The Monobloc fork has been a distinctive feature of LOOK’s time trial bikes for years, but the 596’s fork refines the idea somewhat. While retaining the narrow 20mm needle bearings of the previous generations, the 596 fork adds an 1-1/8 bearing at the bottom. Keep in mind that the Monobloc fork gets much of its stiffness from the fairing portion in front of the head tube, as the fork legs blend into the fairing rather than neck down to pass through a small headset bearing. Available in four lengths, the proprietary stem articulates from a 2-position mount in the fairing and has a 31.8mm handlebar clamp.
The really trick part of the 596 is undoubtedly the Monobloc Zed crankset. It is a one-piece, hollow carbon crank. Read that again: one-piece. Instead of dealing with the issues of keeping that lefthand crankarm attached to the spindle (which must be surprisingly difficult for carbon crank manufacturers, based on what I see as a mechanic), LOOK sidesteps the problem by integrating both arms into a monster spindle. The only metal components to the 320gr crank are the machined bearing seats on the spindle. The 596 goes beyond the oversized BB30 frame standard in terms of size. To install the Zed, the left crankarm is snaked through the BB shell and then a lockring is tightened to hold the crank and cartridge bearings in position. The whole system should seem familiar to any mechanic who has worked on an American-style BMX bottom bracket or an Astabula crank.
The carbon spider is essentially a plate of carbon fibre drilled for both 110mm and 130mm bcd chainrings, providing options for both standard and compact double chainring set-ups. If anything, this feature points to LOOK’s intention to bring this crank to their road frames, as a compact double has little use on an elite time trial bike. By LOOK’s claims, the Zed just misses beating the very lightest cranks on the market on weight but blows them all away on stiffness.
A unique feature of the Zed crank is the pedal interface called Trilobe Technology. Rather than having aluminium threads anchored into the carbon structure, the Zed has a rounded and tapered socket moulded into the carbon. A special Zed version of LOOK’s Keo pedal has the matching titanium plug, from which the pedal spindle is eccentrically machined. By rotating the plug in the crank socket, one designates the effective crank length from 170 to 172.5 to 175mm. A fixing bolt then holds the pedal in place. It appears as if only the Keo Zed pedal will be compatible with the Zed crank.; otherwise, the 596 comes with a BB adapter for traditional, English-threaded BB/cranksets.

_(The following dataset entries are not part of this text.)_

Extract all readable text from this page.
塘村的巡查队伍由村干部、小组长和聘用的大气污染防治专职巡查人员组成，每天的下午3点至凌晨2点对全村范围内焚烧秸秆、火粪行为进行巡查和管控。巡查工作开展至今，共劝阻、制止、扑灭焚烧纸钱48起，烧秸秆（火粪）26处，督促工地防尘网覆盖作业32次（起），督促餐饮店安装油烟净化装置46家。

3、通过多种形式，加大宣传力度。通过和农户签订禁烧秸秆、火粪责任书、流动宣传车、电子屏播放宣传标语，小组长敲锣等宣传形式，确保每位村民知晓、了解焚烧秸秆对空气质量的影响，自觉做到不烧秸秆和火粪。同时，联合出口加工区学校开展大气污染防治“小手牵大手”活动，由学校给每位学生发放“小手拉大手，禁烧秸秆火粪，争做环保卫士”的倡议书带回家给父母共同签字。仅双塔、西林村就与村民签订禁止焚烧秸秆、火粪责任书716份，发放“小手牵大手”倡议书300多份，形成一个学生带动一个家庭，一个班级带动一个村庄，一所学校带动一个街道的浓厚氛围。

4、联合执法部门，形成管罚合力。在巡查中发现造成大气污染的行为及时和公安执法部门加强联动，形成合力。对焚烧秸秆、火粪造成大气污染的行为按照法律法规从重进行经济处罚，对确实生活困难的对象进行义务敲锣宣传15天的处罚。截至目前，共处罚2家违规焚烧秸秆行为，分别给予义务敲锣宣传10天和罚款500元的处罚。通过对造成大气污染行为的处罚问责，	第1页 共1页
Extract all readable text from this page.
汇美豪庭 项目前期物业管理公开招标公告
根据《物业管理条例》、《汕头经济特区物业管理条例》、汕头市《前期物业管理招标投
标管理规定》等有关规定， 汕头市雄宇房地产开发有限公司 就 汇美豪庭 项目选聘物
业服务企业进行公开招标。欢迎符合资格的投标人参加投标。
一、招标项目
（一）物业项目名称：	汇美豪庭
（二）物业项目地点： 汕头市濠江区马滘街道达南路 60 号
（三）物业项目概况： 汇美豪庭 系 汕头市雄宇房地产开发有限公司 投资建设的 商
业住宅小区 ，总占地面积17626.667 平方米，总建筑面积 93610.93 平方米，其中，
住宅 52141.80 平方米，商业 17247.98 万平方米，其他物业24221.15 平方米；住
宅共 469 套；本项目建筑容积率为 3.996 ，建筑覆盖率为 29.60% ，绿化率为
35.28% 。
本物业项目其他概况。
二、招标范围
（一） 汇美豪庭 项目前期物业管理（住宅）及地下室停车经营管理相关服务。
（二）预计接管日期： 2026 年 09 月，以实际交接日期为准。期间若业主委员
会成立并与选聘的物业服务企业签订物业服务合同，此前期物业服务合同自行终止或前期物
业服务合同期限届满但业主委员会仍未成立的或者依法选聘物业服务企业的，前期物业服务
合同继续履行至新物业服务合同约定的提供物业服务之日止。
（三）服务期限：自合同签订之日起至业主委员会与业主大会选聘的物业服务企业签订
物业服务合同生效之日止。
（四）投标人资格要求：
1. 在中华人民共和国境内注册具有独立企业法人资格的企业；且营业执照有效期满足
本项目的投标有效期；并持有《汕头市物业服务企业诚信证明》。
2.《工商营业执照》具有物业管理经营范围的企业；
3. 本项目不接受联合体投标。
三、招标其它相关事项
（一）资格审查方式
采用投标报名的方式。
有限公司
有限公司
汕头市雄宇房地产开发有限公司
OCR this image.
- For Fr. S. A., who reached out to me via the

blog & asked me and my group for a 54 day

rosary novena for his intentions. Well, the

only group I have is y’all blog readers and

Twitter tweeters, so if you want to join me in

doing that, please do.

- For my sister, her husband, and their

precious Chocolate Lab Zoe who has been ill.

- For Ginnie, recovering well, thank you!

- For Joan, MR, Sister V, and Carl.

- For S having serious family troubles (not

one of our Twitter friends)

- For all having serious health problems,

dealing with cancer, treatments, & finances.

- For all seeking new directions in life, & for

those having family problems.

With choice of one stem, the whole kit of frame/fork/headset/crank/pedal/seatpost should retail for $4,999. Frankly, that is a bargain when talking about the big leagues of bicycle bad-ass. When posh, a la carte components like Zipp cranks cost $1000 and aero forks start at $500, the LOOK 596 stacks up really nicely against the competition. The display bike weighed 16.5 pounds with SRAM Red and rear disc.
A track version will be available for $11,000 (um forget about what I said about bargains).